Cette association a été créée en 1992 pour permettre aux personnes les plus exclues d’accéder à l’emploi en mettant en œuvre plusieurs ateliers et chantiers d’insertion. Il s’agit d’une entreprise qui fonctionne comme une PME avec un encadrement professionnel, des équipements et ateliers modernes, des activités de qualité, mais qui se veut sociale en embauchant des personnes en difficulté et en recherche d’emploi (quatre personnes sur cinq n’ont pas travaillé depuis plus de deux ans).

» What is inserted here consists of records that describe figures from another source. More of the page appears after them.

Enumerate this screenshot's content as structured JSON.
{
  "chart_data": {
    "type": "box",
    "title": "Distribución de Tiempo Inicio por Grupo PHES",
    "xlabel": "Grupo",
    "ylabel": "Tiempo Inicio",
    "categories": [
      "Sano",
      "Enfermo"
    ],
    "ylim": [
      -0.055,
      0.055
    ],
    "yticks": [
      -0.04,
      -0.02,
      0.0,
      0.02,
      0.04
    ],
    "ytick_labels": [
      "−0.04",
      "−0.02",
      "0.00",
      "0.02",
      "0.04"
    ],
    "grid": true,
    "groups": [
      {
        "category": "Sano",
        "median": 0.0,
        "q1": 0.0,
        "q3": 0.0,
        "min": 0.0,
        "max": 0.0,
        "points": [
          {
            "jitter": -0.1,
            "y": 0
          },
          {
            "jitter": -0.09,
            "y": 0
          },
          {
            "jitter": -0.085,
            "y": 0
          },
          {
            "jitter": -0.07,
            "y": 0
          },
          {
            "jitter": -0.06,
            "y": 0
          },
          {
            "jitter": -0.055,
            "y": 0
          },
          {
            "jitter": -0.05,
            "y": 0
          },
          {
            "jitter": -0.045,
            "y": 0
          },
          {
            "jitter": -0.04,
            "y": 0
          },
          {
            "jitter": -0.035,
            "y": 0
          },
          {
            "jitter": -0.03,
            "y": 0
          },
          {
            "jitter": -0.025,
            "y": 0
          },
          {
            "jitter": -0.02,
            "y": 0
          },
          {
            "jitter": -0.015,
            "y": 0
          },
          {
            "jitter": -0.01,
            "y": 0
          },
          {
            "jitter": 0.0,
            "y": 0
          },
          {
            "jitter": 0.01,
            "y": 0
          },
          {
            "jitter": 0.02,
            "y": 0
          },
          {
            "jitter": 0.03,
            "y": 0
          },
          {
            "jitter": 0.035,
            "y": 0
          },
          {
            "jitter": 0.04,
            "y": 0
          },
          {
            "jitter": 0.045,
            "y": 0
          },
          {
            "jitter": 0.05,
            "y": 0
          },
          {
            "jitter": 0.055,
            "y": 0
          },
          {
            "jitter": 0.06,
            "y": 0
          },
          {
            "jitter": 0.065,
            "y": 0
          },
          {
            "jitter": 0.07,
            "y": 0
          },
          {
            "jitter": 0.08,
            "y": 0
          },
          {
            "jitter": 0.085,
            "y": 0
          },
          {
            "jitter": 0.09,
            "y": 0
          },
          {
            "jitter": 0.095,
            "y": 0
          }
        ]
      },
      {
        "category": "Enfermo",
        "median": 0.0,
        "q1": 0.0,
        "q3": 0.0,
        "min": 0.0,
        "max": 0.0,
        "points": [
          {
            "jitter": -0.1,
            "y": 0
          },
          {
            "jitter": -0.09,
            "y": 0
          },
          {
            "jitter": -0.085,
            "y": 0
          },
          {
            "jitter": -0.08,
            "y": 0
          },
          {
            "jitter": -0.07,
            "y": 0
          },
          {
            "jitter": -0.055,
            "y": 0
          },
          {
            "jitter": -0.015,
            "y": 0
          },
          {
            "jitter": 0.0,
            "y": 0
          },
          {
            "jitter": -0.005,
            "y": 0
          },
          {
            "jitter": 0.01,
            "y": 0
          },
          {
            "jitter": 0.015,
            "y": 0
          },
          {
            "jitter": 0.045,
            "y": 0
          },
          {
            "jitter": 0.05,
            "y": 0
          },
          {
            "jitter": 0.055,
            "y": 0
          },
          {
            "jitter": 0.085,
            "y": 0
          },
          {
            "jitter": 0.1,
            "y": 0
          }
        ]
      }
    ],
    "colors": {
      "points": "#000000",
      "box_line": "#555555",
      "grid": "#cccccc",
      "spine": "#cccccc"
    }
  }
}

La structure, basée à Saugues (Haute-Loire), développe trois activités : la transformation de la laine, le maraîchage et la transformation de légumes, et un service espace vert et démolition. Elle intervient sur la partie sud-ouest de la Haute-Loire, le sud de la communauté des communes des Rives du Haut-Allier. Un territoire vaste, mais très peu peuplé, très rural et enclavé.

70 % de retour à l’emploi

L’association recrute chaque année une quinzaine de nouveaux salariés, elle fait travailler une cinquantaine de personnes dont 35 en insertion et 15 salariés permanents. Près de 80 % de ses salariés étaient demandeurs d’emploi de longue durée à l’embauche. L’association les emploie 18 mois en moyenne. A leur sortie, 70 % trouvent un emploi ou une formation qualifiante ; 25 %, un CDD de plus de 6 mois ou CDI.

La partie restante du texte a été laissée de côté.